Non-multicast Tomcat Session Clustering with RabbitMQ
Session replication and clustering is one of those annoyingly persistent problems when hosting web applications within a platform-agnostic, horizontally-scalable, enterprise cloud environment. Sticky sessions are a valid option to preserve a user’s login information. But that’s far from being the dynamicaly-load-balanced Cloud Nirvana I’m aiming for.
I don’t want to have to use sticky sessions. I tried the built-in multicast-based clustering and found it would break randomly in my virtual machine environment, causing a loss of user sessions. Maybe I wasn’t configuring it right (though I tried going strictly by the documentation, such as there is) or maybe our network isn’t suited to doing that kind of session replication. I finally had to ditch it and go back to regular sticky sessions.
But even that wasn’t enough for moving forward. I also want to have a load-balanced pool of Apache proxy servers on the front end. My goal is a completely dynamic environment where a user can come to any front-end Apache server and have their application service requests forwarded to any active backend server (we use SpringSource’s tcServer 6.0) whether that user has ever hit that server before or not. I also don’t want a full copy of every session in the cloud on every tcServer node. That’s asking a lot, I know. I found out that there isn’t any software out there to do this. Maybe it’s because it’s not a good idea and shouldn’t be done! I hope that’s not the case. But whether it’s a good idea or not, I plunged ahead and created a replacement Manager and Store that manages Tomcat Session objects in a dynamic cloud environment using RabbitMQ as the asynchronous message broker.
Each node in the cloud listens to three different kinds of events:
- A fanout exchange that blasts tiny event messages to every active node. Consumers of this exchange are considered part of a “cluster” or “group”.
- A direct exchange which is for messages intended for specific nodes (i.e. to get a user session). These are considered “source” events (it’s not the most intuitive name, unfortunately…I’m open to suggestions .

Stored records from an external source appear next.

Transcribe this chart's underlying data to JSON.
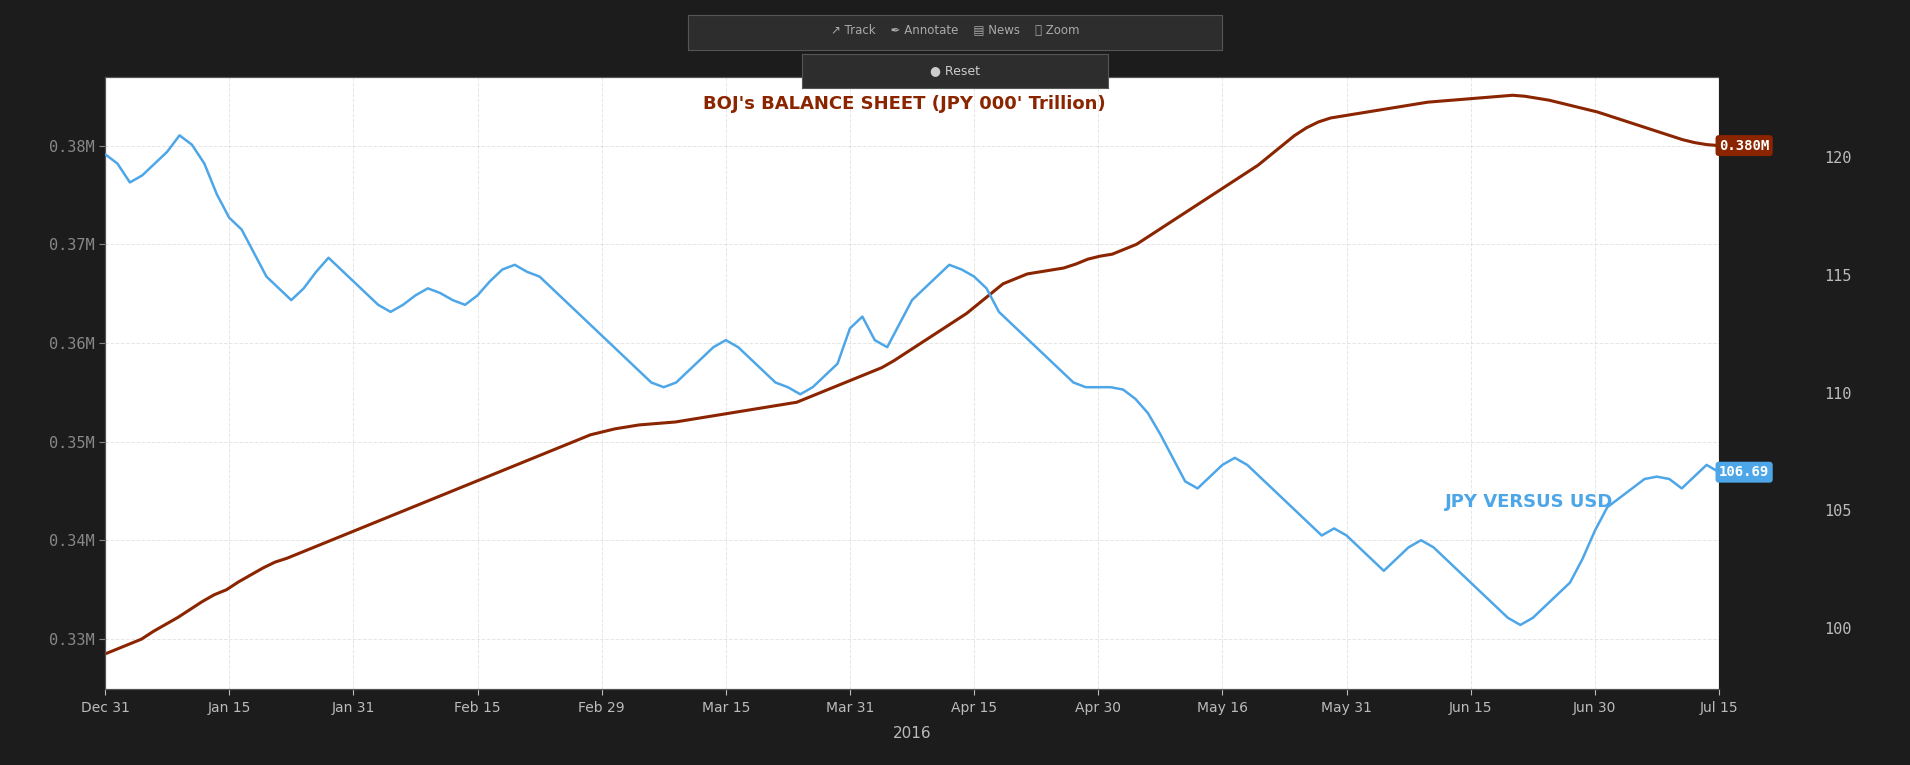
{
  "label_boj": "BOJ's BALANCE SHEET (JPY 000' Trillion)",
  "label_jpy": "JPY VERSUS USD",
  "background_color": "#1c1c1c",
  "plot_background": "#ffffff",
  "boj_color": "#8B2500",
  "jpy_color": "#4DA6E8",
  "grid_color": "#cccccc",
  "year_label": "2016",
  "boj_ylim": [
    0.325,
    0.387
  ],
  "jpy_ylim": [
    97.5,
    123.5
  ],
  "boj_yticks": [
    0.33,
    0.34,
    0.35,
    0.36,
    0.37,
    0.38
  ],
  "jpy_yticks": [
    100,
    105,
    110,
    115,
    120
  ],
  "boj_ytick_labels": [
    "0.33M",
    "0.34M",
    "0.35M",
    "0.36M",
    "0.37M",
    "0.38M"
  ],
  "jpy_ytick_labels": [
    "100",
    "105",
    "110",
    "115",
    "120"
  ],
  "x_ticks": [
    "Dec 31",
    "Jan 15",
    "Jan 31",
    "Feb 15",
    "Feb 29",
    "Mar 15",
    "Mar 31",
    "Apr 15",
    "Apr 30",
    "May 16",
    "May 31",
    "Jun 15",
    "Jun 30",
    "Jul 15"
  ],
  "boj_last_value": 0.38,
  "boj_last_label": "0.380M",
  "jpy_last_value": 106.69,
  "jpy_last_label": "106.69",
  "boj_data": [
    0.3285,
    0.329,
    0.3295,
    0.33,
    0.3308,
    0.3315,
    0.3322,
    0.333,
    0.3338,
    0.3345,
    0.335,
    0.3358,
    0.3365,
    0.3372,
    0.3378,
    0.3382,
    0.3387,
    0.3392,
    0.3397,
    0.3402,
    0.3407,
    0.3412,
    0.3417,
    0.3422,
    0.3427,
    0.3432,
    0.3437,
    0.3442,
    0.3447,
    0.3452,
    0.3457,
    0.3462,
    0.3467,
    0.3472,
    0.3477,
    0.3482,
    0.3487,
    0.3492,
    0.3497,
    0.3502,
    0.3507,
    0.351,
    0.3513,
    0.3515,
    0.3517,
    0.3518,
    0.3519,
    0.352,
    0.3522,
    0.3524,
    0.3526,
    0.3528,
    0.353,
    0.3532,
    0.3534,
    0.3536,
    0.3538,
    0.354,
    0.3545,
    0.355,
    0.3555,
    0.356,
    0.3565,
    0.357,
    0.3575,
    0.3582,
    0.359,
    0.3598,
    0.3606,
    0.3614,
    0.3622,
    0.363,
    0.364,
    0.365,
    0.366,
    0.3665,
    0.367,
    0.3672,
    0.3674,
    0.3676,
    0.368,
    0.3685,
    0.3688,
    0.369,
    0.3695,
    0.37,
    0.3708,
    0.3716,
    0.3724,
    0.3732,
    0.374,
    0.3748,
    0.3756,
    0.3764,
    0.3772,
    0.378,
    0.379,
    0.38,
    0.381,
    0.3818,
    0.3824,
    0.3828,
    0.383,
    0.3832,
    0.3834,
    0.3836,
    0.3838,
    0.384,
    0.3842,
    0.3844,
    0.3845,
    0.3846,
    0.3847,
    0.3848,
    0.3849,
    0.385,
    0.3851,
    0.385,
    0.3848,
    0.3846,
    0.3843,
    0.384,
    0.3837,
    0.3834,
    0.383,
    0.3826,
    0.3822,
    0.3818,
    0.3814,
    0.381,
    0.3806,
    0.3803,
    0.3801,
    0.38
  ],
  "jpy_data": [
    120.2,
    119.8,
    119.0,
    119.3,
    119.8,
    120.3,
    121.0,
    120.6,
    119.8,
    118.5,
    117.5,
    117.0,
    116.0,
    115.0,
    114.5,
    114.0,
    114.5,
    115.2,
    115.8,
    115.3,
    114.8,
    114.3,
    113.8,
    113.5,
    113.8,
    114.2,
    114.5,
    114.3,
    114.0,
    113.8,
    114.2,
    114.8,
    115.3,
    115.5,
    115.2,
    115.0,
    114.5,
    114.0,
    113.5,
    113.0,
    112.5,
    112.0,
    111.5,
    111.0,
    110.5,
    110.3,
    110.5,
    111.0,
    111.5,
    112.0,
    112.3,
    112.0,
    111.5,
    111.0,
    110.5,
    110.3,
    110.0,
    110.3,
    110.8,
    111.3,
    112.8,
    113.3,
    112.3,
    112.0,
    113.0,
    114.0,
    114.5,
    115.0,
    115.5,
    115.3,
    115.0,
    114.5,
    113.5,
    113.0,
    112.5,
    112.0,
    111.5,
    111.0,
    110.5,
    110.3,
    110.3,
    110.3,
    110.2,
    109.8,
    109.2,
    108.3,
    107.3,
    106.3,
    106.0,
    106.5,
    107.0,
    107.3,
    107.0,
    106.5,
    106.0,
    105.5,
    105.0,
    104.5,
    104.0,
    104.3,
    104.0,
    103.5,
    103.0,
    102.5,
    103.0,
    103.5,
    103.8,
    103.5,
    103.0,
    102.5,
    102.0,
    101.5,
    101.0,
    100.5,
    100.2,
    100.5,
    101.0,
    101.5,
    102.0,
    103.0,
    104.2,
    105.2,
    105.6,
    106.0,
    106.4,
    106.5,
    106.4,
    106.0,
    106.5,
    107.0,
    106.69
  ]
}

- A topic exchange which is used to keep copies of user sessions somewhere other than in the internal Map of one of the nodes.
When a new session is created and saved to the Store, that session object is added to an internal Map. A “touch” message is sent to the fanout exchange letting everyone in the cloud know that, for session ID “X”, I (the “source”) have the actual session object. Each node that receives this message updates an internal Map with this reference so it knows where to go get the actual session object when it needs it.
When the user makes a subsequent request to a different server, the Session Store knows it doesn’t have that object in its internal Map, so it checks the cloud Map to see if that session exists somewhere in the cloud. If it gets a “source” for that session, it sends the source node (identified by the “storeId” property of the Store) a “load” message and identifies itself as the requestor. The Store gets the Session object from its internal Map, serializes it, then sends the requestor an “update” message with the bytes of the serialized session as the body of the message.
When the requestor receives the “update” message, it deserializes the session, checks its internal Map of SessionLoaders to see if any are waiting on this session and, if so, places the Session object on that loader’s queue so it can, in turn, pass that object back into the Manager and on through the Request lifecycle. The session is then stored locally and another “touch” message is sent to the cloud, notifying the other nodes that it now claims to be the “source” for session ID “X”. When the node that just sent the Session to the requestor sees this new “touch” message and notices it has a session for ID “X” in its internal Map, it checks to see if that Session was put there as the result of a replication event or not. If it’s not a replica, then it assumes it no longer needs to keep a copy of that Session object because another node in the cloud now has it. It deletes that Session from its internal Map.
The idea here is that the CloudSession object bounces from one node to the next in the cloud, going wherever it is needed. Session membership in the cloud is managed by having every node maintain a String -> String Map that tells it what sessions are in the cloud (I’m still working on the valid/invalid functionality) and what node is the “source” (where to go to get the actual Session object).
I’m not even going to pretend that this is just as performant as using sticky sessions. To be honest, I don’t think any robust, cloud-friendly session clustering would be as fast as using the PersistentManager implementation. I also haven’t load-tested this. I don’t know what’s going to break when a bunch of users start hitting it at once. But in my defense, this isn’t release-quality software. This is about as alpha and rough-around-the-edges as it comes. But the basics are all there. The foundation has been laid to build upon, I hope. In my ad-hoc tests, session load runtimes are 10-20 milliseconds (I only use sessions for the purposes of authentication…any persistence our applications do is done through Postgres). I’m only running two updaters at a time, but higher throughput sites might have to run more.
This module, as are all the vCloud Utilities I’m writing, are Apache 2.0 licensed and available on GitHub:
I apologize in advance for not have much in the way of documentation on building, installing, and using this session manager. Once I work the bugs out and it is more stable and I know what I’m working with here, I’ll start adding some of that.